米国では、数時間から数日の短期的な政府閉鎖は比較的一般的であり、歴史的に見ても経済への影響は軽微である。これは、給与支払のタイミング次第では公務員の給与が遅れない場合もあるためである。

しかし、閉鎖が長引けば経済への影響は深刻化する。給与遅延は家計消費を妨げる。契約業者は遡及的な支払いが保証されるとは限らず、政府と密接に取引する企業に影響を及ぼす可能性もある。住宅や中小企業向け融資の遅延も、それぞれの分野に打撃を与える。

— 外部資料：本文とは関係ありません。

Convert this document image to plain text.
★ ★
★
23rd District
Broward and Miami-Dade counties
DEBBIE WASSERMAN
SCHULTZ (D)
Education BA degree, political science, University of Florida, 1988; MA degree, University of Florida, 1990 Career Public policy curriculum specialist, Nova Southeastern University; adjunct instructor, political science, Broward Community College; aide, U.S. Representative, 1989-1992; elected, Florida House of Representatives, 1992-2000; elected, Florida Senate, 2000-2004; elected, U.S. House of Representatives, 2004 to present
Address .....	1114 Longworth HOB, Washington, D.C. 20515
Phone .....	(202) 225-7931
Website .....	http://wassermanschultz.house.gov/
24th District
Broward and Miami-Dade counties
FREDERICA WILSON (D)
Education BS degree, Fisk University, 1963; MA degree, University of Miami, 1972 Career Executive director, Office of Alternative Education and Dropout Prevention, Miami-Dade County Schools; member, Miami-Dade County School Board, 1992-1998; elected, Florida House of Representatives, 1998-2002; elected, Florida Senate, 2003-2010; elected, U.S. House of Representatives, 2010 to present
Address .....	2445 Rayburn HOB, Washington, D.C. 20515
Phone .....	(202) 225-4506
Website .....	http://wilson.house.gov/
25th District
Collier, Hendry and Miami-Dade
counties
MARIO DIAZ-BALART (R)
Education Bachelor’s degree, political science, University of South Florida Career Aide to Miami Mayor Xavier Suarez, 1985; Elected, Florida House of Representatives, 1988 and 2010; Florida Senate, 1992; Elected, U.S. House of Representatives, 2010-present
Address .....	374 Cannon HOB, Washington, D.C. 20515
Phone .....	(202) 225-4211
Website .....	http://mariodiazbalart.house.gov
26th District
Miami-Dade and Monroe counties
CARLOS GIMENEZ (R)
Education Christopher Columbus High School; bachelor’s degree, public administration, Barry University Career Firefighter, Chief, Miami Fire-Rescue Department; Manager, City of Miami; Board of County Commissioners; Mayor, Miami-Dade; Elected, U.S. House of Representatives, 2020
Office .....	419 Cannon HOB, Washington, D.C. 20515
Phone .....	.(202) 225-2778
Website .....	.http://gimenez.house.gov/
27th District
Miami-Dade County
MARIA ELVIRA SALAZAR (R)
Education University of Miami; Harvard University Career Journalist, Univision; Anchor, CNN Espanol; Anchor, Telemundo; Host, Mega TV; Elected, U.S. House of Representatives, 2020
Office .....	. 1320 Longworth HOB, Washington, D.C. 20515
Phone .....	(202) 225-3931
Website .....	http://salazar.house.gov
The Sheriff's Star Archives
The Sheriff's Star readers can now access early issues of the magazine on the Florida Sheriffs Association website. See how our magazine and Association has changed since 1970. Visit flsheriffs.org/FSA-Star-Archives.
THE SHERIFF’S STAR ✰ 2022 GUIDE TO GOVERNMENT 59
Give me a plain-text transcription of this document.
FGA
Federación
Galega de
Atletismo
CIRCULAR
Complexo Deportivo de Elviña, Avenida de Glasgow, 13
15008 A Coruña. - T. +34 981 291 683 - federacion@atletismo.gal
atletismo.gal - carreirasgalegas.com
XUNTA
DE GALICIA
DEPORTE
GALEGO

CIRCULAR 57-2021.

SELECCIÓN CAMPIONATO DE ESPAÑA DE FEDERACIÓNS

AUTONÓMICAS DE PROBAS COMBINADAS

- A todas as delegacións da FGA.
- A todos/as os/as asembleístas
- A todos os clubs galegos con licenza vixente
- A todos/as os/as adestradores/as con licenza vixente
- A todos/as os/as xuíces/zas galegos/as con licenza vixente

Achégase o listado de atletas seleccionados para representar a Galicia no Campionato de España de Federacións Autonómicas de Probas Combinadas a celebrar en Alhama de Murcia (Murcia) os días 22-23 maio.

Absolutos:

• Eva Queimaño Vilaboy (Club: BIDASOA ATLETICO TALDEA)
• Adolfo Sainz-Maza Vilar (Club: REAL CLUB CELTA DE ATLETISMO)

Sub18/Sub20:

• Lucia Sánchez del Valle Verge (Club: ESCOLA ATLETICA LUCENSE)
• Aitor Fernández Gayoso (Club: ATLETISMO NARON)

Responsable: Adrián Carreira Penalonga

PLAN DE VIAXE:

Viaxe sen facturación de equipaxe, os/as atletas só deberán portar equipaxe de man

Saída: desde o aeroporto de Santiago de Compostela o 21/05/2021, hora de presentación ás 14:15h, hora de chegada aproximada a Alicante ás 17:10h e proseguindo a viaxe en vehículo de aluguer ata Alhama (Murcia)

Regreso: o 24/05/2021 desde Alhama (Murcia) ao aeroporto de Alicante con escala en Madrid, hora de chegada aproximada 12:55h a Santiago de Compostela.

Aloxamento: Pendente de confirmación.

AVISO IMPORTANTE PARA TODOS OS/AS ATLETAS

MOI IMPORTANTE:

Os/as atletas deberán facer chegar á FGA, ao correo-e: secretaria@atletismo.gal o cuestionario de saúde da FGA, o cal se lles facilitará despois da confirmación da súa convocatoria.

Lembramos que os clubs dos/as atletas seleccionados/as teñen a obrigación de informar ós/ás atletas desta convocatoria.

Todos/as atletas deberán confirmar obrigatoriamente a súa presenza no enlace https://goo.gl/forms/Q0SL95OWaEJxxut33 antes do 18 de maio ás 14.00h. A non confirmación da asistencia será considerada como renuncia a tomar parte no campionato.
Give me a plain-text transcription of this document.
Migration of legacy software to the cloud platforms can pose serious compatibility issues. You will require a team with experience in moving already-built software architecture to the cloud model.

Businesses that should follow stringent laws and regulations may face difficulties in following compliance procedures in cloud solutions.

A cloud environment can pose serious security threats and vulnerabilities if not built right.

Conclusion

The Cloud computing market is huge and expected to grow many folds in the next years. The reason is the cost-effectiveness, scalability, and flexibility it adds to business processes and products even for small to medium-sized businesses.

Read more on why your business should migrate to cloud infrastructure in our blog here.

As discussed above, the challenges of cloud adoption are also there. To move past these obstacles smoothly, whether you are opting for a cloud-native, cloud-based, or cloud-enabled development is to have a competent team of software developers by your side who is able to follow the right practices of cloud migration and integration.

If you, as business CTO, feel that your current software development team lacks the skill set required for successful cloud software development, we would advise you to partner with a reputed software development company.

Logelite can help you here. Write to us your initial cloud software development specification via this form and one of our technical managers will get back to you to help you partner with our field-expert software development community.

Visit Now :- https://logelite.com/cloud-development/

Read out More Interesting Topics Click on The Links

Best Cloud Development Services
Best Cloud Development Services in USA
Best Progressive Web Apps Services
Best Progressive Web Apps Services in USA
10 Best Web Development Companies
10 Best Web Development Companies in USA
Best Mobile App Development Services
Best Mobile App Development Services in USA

さらに、政府による統計発表も遅れたり中止されたりする可能性があり、インフレや失業率といった金融市場に関わる経済指標が対象となり得る。

今後の見通し

通常、政府閉鎖が発生しても、その期間は短いため経済や株式市場への影響は限定的である。しかし、閉鎖が長引くリスクは常に存在する。1週間以上続けば、経済成長に実質的な下押し圧力をかけ、より広範な不確実性や混乱を引き起こす可能性がある。

したがって、注視すべきは「閉鎖が発生するかどうか」ではなく「どれだけ長く続くか」だ。現在、Kalshiは閉鎖期間を5日間と予測しており、その見積もり期間は上昇傾向にある。この期間がさらに長期化するようであれば、経済リスクも高まるだろう。ただし、最終的な交渉によって閉鎖自体が完全に回避される可能性も残されている。